Here is my working code:
$cookie_file_path = "downloads/cookie.txt";
$fp = fopen($cookie_file_path, "w");
fclose($fp);
$ch = curl_init();
curl_setopt($ch, CURLOPT_HEADER, false);
curl_setopt($ch, CURLOPT_NOBODY, false);
curl_setopt($ch, CURLOPT_URL, $loginUrl);
curl_setopt($ch, CURLOPT_SSL_VERIFYHOST, 0);
curl_setopt($ch, CURLOPT_COOKIEJAR, $cookie_file_path);
curl_setopt($ch, CURLOPT_USERAGENT,
"Mozilla/5.0 (Windows; U; Windows NT 5.0; en-US; rv:1.7.12) Gecko/20050915 Firefox/1.0.7");
curl_setopt($ch, CURLOPT_RETURNTRANSFER, 1);
curl_setopt($ch, CURLOPT_SSL_VERIFYPEER, 0);
curl_setopt($ch, CURLOPT_FOLLOWLOCATION, 1);
curl_setopt($ch, CURLOPT_CUSTOMREQUEST, "POST");
curl_setopt($ch, CURLOPT_POST, 1);
curl_setopt($ch, CURLOPT_POSTFIELDS, $loginPostInfo);
curl_exec($ch);
// harddcode some known data
$downloadSize = 244626770;
$chuckSize = 1024*2048;
$filePath = "downloads/file.avi";
$file = fopen($filePath, "w");
$downloaded = 0;
$startTime = microtime(true);
while ($downloaded < $downloadSize) {
// DOWNLOAD
curl_setopt($ch, CURLOPT_RANGE, $downloaded."-".($downloaded + $chuckSize - 1));
curl_setopt($ch, CURLOPT_URL, $downloadUrl);
$result = curl_exec($ch);
$nowTime = microtime(true);
fwrite($file, $result);
echo "\n\nprogress: ".$downloaded."/".$downloadSize." - %".(round($downloaded / $downloadSize, 4) * 100);
$downloaded += $chuckSize;
// calculate kbps
$totalTime = $nowTime - $startTime;
$kbps = $downloaded / $totalTime;
echo "\ndownloaded: ".$downloaded." bytes";
echo "\ntime: ".round($totalTime, 2);
echo "\nkbps: ".(round($kbps / 1024, 2));
}
fclose($file);
curl_close($ch);
So is it possible to close the curl after the login curl_exec and then open a curl call again to download the file using the cookie I saved during the login part?
Yes it's possible.
CURLOPT_COOKIEJAR is the write path for cookies, while CURLOPT_COOKIEFILE is the read path for cookies.

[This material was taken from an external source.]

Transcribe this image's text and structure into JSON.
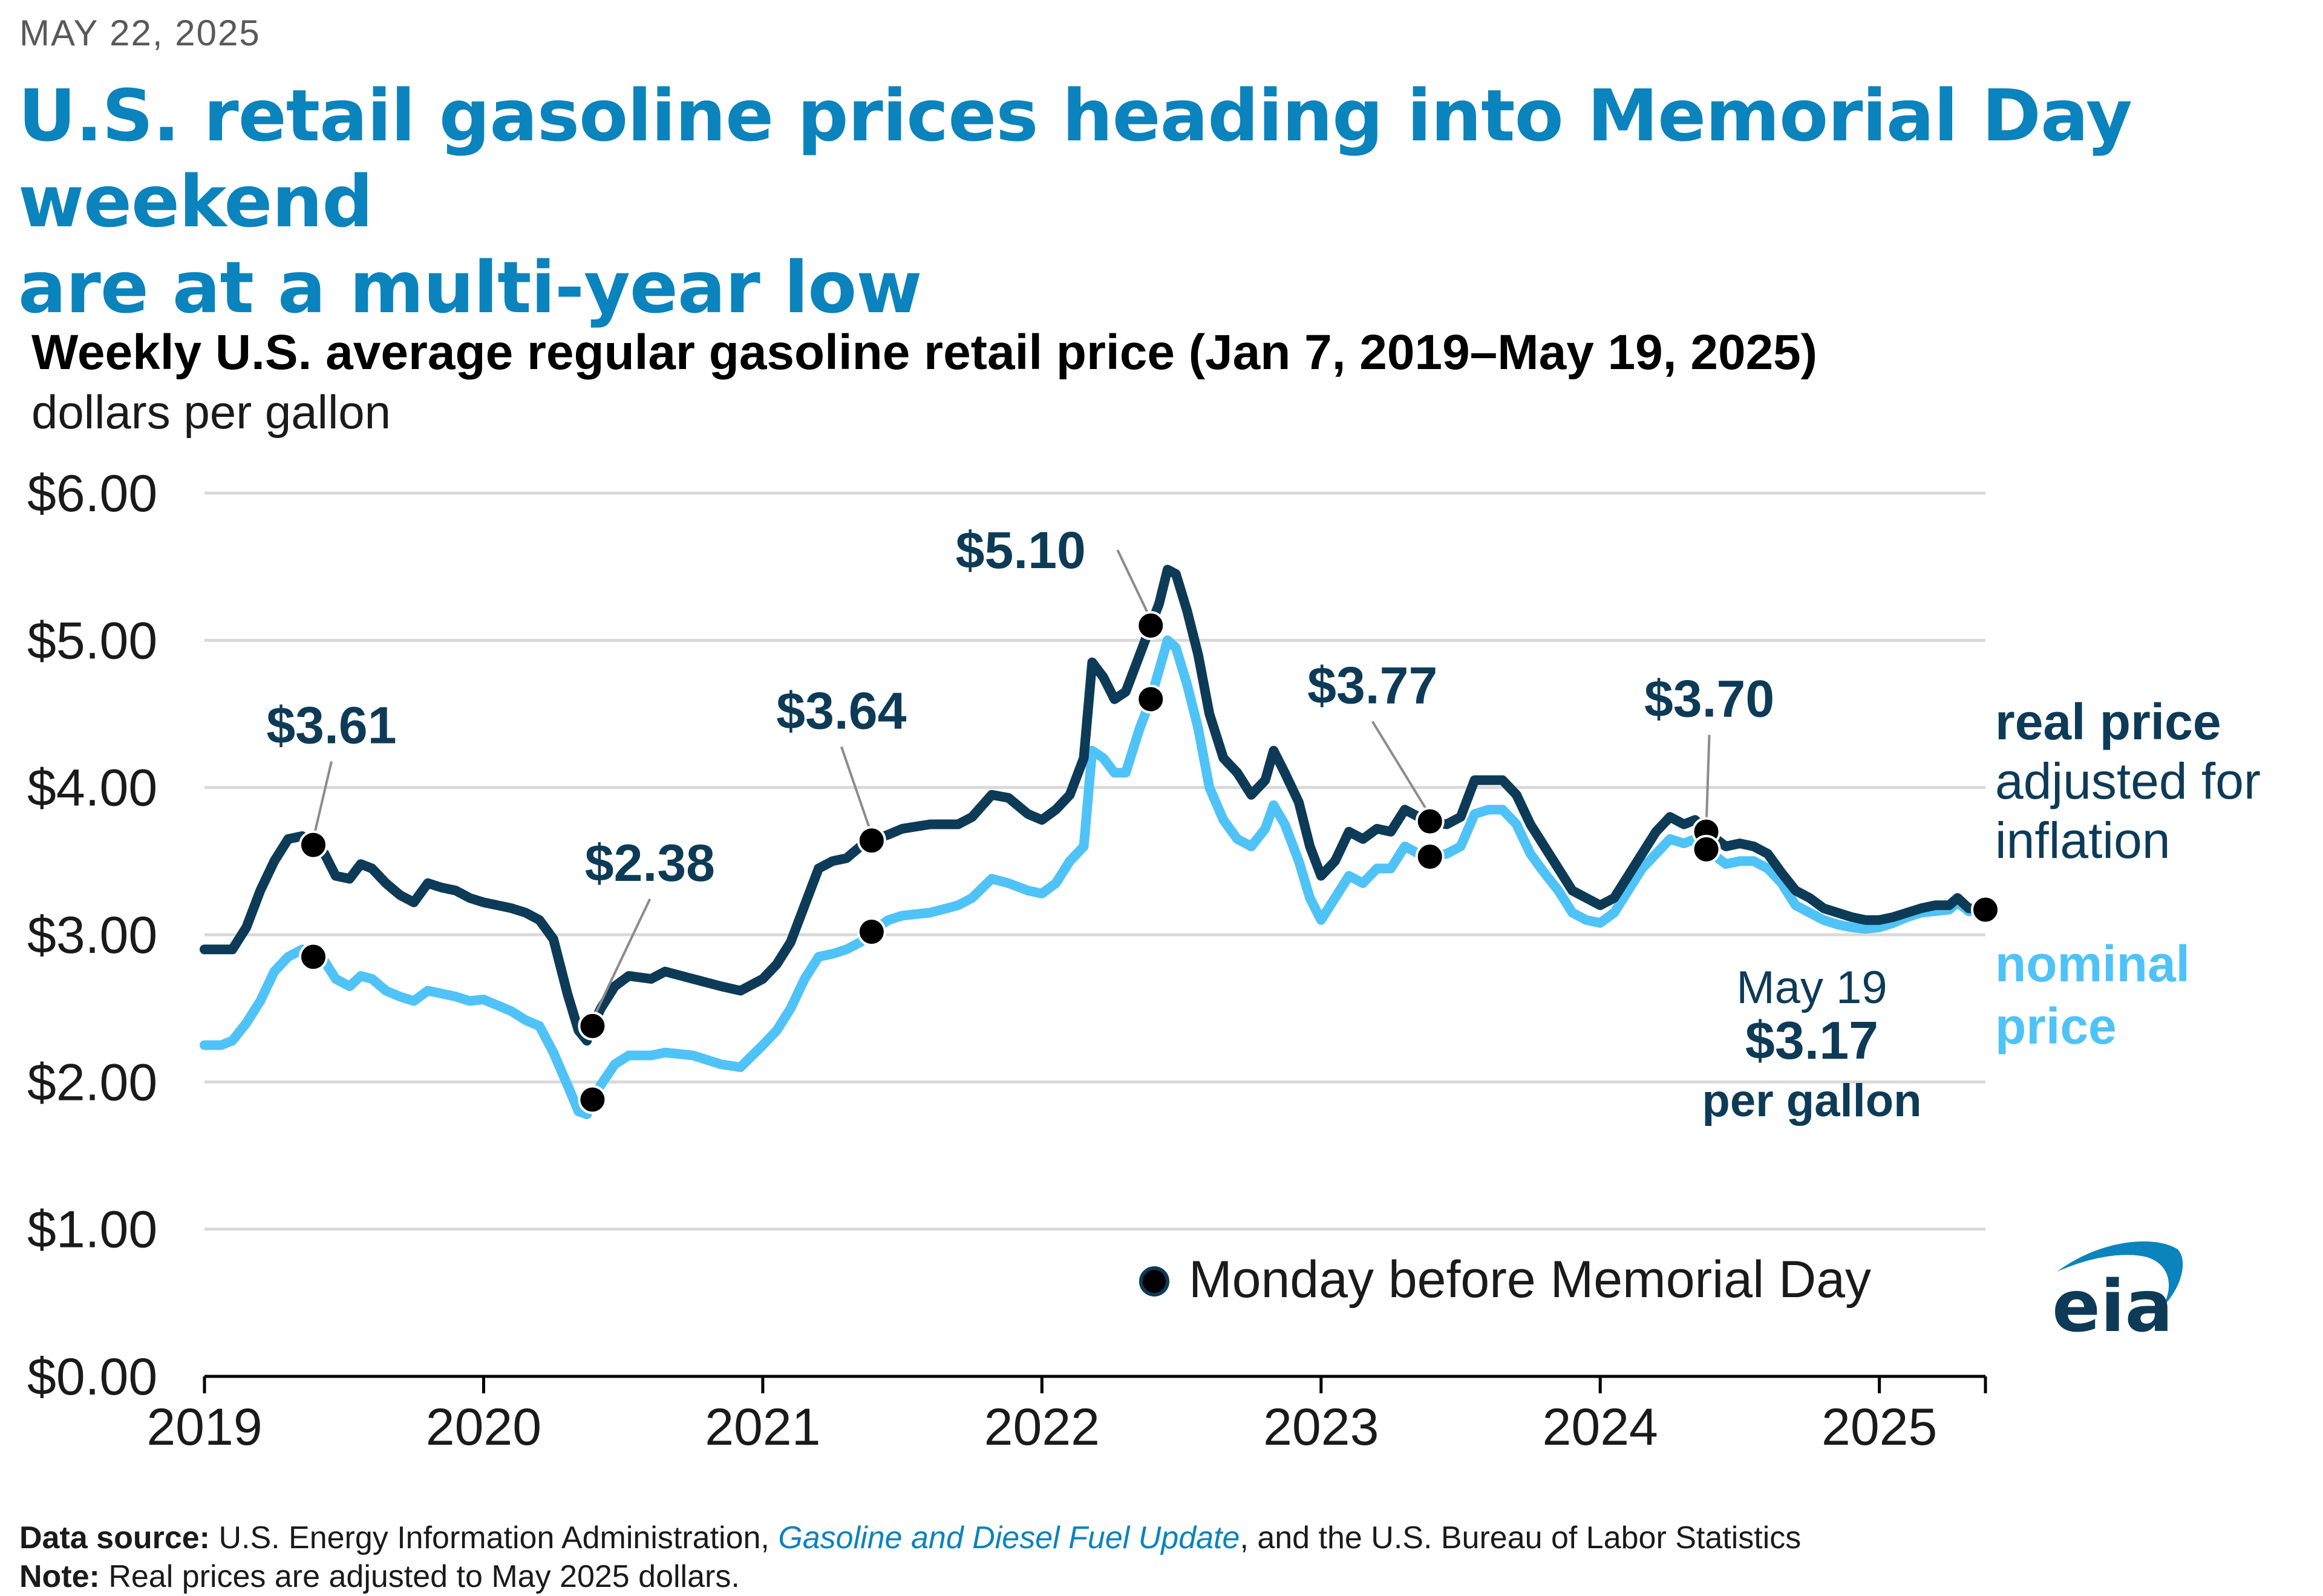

If you provide CURLOPT_COOKIEFILE with the same path as you did with CURLOPT_COOKIEJAR, cURL will persist the cookies across requests:
curl_setopt($ch, CURLOPT_COOKIEJAR, $cookie_file_path);
curl_setopt($ch, CURLOPT_COOKIEFILE, $cookie_file_path);
On ImpressPages I've done it this way:
//initial request with login data
$ch = curl_init();
curl_setopt($ch, CURLOPT_URL, 'http://www.example.com/login.php');
curl_setopt($ch, CURLOPT_USERAGENT,'Mozilla/5.0 (X11; Linux x86_64) AppleWebKit/537.36 (KHTML, like Gecko) Ubuntu Chromium/32.0.1700.107 Chrome/32.0.1700.107 Safari/537.36');
curl_setopt($ch, CURLOPT_POST, true);
curl_setopt($ch, CURLOPT_POSTFIELDS, "username=XXXXX&password=XXXXX");
curl_setopt($ch, CURLOPT_RETURNTRANSFER, true);
curl_setopt($ch, CURLOPT_COOKIESESSION, true);
curl_setopt($ch, CURLOPT_COOKIEJAR, 'cookie-name'); //could be empty, but cause problems on some hosts
curl_setopt($ch, CURLOPT_COOKIEFILE, '/var/www/ip4.x/file/tmp'); //could be empty, but cause problems on some hosts
$answer = curl_exec($ch);
if (curl_error($ch)) {
echo curl_error($ch);
}
//another request preserving the session
curl_setopt($ch, CURLOPT_URL, 'http://www.example.com/profile');
curl_setopt($ch, CURLOPT_POST, false);
curl_setopt($ch, CURLOPT_POSTFIELDS, "");
$answer = curl_exec($ch);
if (curl_error($ch)) {
echo curl_error($ch);
}
Yes, please loop at the CURLOPT_COOKIEJAR and CURLOPT_COOKIEFILE. I see you already use CURLOPT_COOKIEJAR, so you should probably only dive into *_COOKIEJAR.